Documentation is still in its infancy. Please check out the tutorials for a first glance at the package's capabilities. If you're in a hurry, you can try the self-contained examples below.
using Pkg
Pkg.add("Flight")Automated turning climb under constant wind conditions:
using Flight
#1. Set up simulation
#custom fly-by-wire Cessna172 variant with default environment
world = SimpleWorld(; aircraft = Cessna172Xv2()) |> Model
sim = Simulation(world; t_end = 600)
#initialize using default trim conditions
init!(sim, C172.TrimParameters())
#3. Set wind conditions
world.atmosphere.wind.u.N = 1.0 #1 m/s North
world.atmosphere.wind.u.E = 0.5 #0.5 m/s East
#3. Configure autopilot for turning climb
#extract control laws submodel
ctl = world.aircraft.avionics.ctl
#set longitudinal control laws to track airspeed and climb rate
ctl.lon.u.mode_req = C172XControl.ModeControlLon.EAS_clm
#set lateral control laws to track bank angle and sideslip angle
ctl.lat.u.mode_req = C172XControl.ModeControlLat.φ_β
#set climb rate reference to 2.0 m/s, keep trim airspeed
ctl.lon.u.clm_ref = 2.0
#set bank angle reference to 30 degrees, keep trim sideslip angle
ctl.lat.u.φ_ref = deg2rad(30)
#4. Run Simulation and extract results
run!(sim)
ts = TimeSeries(sim)
#5. Plot 3D trajectory
kin_plots = make_plots(ts.aircraft.vehicle.kinematics; size = (900, 600))

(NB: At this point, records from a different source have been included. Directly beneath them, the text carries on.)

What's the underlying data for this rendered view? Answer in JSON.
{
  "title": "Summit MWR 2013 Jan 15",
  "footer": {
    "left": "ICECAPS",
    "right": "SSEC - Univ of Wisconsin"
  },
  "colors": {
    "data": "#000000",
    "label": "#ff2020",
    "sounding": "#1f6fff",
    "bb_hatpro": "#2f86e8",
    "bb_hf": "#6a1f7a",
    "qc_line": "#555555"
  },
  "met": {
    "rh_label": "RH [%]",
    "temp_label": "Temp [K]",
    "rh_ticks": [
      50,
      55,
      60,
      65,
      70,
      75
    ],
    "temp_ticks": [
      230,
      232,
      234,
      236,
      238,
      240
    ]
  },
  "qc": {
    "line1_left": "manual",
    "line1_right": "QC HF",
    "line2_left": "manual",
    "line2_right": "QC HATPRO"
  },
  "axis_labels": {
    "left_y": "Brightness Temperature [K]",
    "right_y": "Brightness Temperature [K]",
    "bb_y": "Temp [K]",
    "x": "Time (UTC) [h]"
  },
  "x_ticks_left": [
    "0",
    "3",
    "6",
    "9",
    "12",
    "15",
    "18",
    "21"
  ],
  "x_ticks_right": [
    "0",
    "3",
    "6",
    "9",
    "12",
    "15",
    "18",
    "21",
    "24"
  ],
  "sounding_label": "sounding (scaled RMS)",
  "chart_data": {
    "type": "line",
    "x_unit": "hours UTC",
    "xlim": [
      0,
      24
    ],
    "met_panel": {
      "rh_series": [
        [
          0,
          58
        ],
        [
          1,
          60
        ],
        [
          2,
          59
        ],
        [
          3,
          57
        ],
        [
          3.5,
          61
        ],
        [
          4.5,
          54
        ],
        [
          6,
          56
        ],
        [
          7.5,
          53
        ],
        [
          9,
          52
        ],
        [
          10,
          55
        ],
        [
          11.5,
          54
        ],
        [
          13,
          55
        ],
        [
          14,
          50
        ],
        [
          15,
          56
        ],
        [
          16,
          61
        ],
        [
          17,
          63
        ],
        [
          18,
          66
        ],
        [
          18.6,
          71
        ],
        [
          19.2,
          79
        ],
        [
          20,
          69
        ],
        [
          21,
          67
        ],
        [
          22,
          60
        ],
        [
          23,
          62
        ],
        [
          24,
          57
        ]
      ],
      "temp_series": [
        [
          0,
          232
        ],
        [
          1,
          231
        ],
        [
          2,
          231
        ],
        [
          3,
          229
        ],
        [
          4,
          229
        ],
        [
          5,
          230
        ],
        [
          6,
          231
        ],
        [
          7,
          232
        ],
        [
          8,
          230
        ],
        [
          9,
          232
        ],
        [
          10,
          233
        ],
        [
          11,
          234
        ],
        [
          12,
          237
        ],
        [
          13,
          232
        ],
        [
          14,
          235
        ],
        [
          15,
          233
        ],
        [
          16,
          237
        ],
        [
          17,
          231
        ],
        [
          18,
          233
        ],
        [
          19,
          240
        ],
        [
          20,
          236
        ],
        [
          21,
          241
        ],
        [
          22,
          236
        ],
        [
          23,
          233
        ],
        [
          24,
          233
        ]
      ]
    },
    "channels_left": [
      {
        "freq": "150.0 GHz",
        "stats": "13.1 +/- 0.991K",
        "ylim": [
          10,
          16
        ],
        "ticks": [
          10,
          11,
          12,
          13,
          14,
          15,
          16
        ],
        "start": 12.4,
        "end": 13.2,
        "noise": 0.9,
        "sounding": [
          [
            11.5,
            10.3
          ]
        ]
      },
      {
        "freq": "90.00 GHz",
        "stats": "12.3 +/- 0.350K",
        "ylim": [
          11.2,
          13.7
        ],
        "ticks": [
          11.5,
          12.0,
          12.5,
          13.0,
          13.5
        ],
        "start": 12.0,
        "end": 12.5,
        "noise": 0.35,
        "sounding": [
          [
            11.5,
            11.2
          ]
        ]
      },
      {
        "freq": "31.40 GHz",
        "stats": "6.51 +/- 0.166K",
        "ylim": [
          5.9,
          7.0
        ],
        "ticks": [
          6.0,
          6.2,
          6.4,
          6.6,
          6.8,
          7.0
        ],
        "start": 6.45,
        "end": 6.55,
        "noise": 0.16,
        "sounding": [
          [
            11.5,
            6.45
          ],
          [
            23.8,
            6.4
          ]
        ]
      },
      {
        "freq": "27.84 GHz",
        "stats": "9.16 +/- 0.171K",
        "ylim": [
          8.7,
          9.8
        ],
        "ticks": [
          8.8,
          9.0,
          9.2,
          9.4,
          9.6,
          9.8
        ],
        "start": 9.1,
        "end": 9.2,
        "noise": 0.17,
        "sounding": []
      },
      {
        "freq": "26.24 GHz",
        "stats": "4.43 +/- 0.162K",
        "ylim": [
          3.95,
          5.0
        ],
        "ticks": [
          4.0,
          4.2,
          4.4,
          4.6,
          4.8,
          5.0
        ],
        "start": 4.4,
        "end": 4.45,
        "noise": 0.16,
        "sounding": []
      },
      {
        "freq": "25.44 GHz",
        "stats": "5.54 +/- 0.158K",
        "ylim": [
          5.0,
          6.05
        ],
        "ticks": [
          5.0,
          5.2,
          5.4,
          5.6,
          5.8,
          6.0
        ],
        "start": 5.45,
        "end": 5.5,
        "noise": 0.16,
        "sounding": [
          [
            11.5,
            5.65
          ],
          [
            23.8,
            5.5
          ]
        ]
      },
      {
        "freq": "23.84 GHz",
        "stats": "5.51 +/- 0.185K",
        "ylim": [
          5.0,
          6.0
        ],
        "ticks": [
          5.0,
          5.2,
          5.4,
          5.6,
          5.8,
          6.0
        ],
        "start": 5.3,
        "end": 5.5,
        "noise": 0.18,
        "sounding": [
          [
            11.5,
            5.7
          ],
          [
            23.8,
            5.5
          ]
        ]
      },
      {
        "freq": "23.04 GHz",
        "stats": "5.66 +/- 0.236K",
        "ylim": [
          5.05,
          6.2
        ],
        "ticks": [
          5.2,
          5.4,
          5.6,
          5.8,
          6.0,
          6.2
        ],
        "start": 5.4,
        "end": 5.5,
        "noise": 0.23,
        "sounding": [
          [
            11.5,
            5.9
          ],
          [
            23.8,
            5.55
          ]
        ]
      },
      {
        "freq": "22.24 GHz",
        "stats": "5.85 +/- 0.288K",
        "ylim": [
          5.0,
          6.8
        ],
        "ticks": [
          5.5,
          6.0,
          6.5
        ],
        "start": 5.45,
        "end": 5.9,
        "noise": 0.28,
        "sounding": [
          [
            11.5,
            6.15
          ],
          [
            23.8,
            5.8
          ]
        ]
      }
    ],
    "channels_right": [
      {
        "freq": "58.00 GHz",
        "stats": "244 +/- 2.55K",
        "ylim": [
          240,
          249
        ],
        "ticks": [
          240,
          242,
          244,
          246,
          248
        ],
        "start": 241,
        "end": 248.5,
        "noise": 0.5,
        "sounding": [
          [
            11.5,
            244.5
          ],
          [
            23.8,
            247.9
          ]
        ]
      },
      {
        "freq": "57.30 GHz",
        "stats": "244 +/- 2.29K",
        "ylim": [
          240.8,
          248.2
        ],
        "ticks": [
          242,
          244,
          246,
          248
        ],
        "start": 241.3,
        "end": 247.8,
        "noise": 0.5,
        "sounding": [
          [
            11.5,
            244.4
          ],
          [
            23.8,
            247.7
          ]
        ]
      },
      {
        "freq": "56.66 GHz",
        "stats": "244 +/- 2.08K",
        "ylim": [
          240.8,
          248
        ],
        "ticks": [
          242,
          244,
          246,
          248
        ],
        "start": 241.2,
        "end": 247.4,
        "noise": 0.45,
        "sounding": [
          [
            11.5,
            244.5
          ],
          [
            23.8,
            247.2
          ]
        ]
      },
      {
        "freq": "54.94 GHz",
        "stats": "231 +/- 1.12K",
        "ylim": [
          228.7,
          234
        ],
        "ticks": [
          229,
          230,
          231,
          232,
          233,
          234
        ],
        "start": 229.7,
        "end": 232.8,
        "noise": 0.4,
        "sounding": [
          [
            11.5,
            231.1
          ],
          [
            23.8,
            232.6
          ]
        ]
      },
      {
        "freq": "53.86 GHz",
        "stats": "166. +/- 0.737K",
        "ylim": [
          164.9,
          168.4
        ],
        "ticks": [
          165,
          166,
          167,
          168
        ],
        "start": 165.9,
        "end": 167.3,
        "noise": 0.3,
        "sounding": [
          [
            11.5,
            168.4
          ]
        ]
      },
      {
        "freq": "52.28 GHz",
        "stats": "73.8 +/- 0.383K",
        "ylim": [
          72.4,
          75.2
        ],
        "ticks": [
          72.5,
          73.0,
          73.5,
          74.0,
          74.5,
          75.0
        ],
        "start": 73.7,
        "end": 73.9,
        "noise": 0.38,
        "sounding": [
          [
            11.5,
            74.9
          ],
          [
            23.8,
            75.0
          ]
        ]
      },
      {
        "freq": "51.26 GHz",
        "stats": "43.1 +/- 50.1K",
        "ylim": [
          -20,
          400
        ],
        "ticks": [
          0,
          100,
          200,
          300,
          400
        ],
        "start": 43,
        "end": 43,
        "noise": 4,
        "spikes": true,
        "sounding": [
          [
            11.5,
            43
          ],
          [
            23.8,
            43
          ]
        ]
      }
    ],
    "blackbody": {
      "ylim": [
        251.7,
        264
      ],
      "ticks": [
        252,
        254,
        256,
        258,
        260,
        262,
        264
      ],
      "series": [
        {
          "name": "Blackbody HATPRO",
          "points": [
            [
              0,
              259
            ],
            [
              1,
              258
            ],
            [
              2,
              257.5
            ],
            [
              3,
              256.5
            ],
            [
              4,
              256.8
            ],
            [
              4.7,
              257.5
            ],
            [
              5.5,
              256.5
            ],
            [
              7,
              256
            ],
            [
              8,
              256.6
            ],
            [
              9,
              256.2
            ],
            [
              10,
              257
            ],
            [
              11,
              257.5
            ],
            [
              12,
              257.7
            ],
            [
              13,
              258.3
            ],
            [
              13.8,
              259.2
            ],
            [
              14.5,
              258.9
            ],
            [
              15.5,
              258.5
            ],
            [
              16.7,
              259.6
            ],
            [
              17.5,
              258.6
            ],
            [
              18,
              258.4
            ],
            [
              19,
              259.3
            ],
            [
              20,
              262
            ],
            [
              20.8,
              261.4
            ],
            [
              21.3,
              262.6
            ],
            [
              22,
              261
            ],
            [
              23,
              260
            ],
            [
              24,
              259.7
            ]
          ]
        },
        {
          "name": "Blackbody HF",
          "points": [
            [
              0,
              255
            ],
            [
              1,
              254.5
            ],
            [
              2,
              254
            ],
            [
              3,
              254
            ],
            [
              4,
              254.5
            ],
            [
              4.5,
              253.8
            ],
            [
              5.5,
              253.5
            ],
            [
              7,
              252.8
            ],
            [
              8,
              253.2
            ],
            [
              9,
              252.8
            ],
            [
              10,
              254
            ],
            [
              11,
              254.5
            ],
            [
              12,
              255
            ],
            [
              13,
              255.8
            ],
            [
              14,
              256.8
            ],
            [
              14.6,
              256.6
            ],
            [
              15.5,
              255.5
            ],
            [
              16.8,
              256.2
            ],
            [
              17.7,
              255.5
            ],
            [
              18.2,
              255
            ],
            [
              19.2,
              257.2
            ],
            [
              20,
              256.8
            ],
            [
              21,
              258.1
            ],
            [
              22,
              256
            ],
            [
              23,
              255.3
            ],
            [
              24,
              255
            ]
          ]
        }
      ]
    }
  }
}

display(kin_plots[:Ob_t3d])Comparing elevator step response between nonlinear and linearized Cessna172S models:
using Flight
using ControlSystems, RobustAndOptimalControl, Plots, LaTeXStrings
#1. Set up and run nonlinear simulation
#instantiate the aircraft with NED kinematics (required for linearization)
world = SimpleWorld(aircraft = Cessna172Sv0(NED())) |> Model
sim = Simulation(world; t_end = 10)
#define trim conditions and initialize Simulation
trim_params = C172.TrimParameters()
init!(sim, trim_params)
#advance 1 second from trim condition
step!(sim, 1, true)
#apply 10% elevator increment
world.aircraft.vehicle.systems.act.u.elevator += 0.1
#run to completion
run!(sim)
#extract pitch angle TimeSeries from simulation results
ts = TimeSeries(sim)
θ_nonlinear = ts.aircraft.vehicle.kinematics.e_nb.θ
#2. Obtain linear SISO system
#extract aircraft submodel and linearize it around the trim condition
lss = linearize(world.aircraft, trim_params)
#convert to NamedStateSpace
nss = named_ss(lss)
#extract elevator-to-pitch angle SISO system
e2θ = nss[:θ, :elevator]
#3. Compute linear response to elevator step input
#simulate a 0.1 step input applied at t=1
y, t, _, _ = lsim(e2θ, (x, t)->[0.1]*(t>=1), 0:0.01:10)
#get perturbation Δθ around trim condition
Δθ_linear = vec(y)
#retrieve trim θ value from linearized aircraft model
θ_trim = lss.y0[:θ]
#compute total linear θ response
θ_linear = θ_trim .+ Δθ_linear
#4. Compare responses
plot(θ_nonlinear; plot_title = "Pitch Angle", label = "Nonlinear", ylabel=L"$\theta \ (rad)$") |> display
plot!(t, θ_linear; label = "Linear")Flight.jl is licensed under the MIT License. See the LICENSE file for details.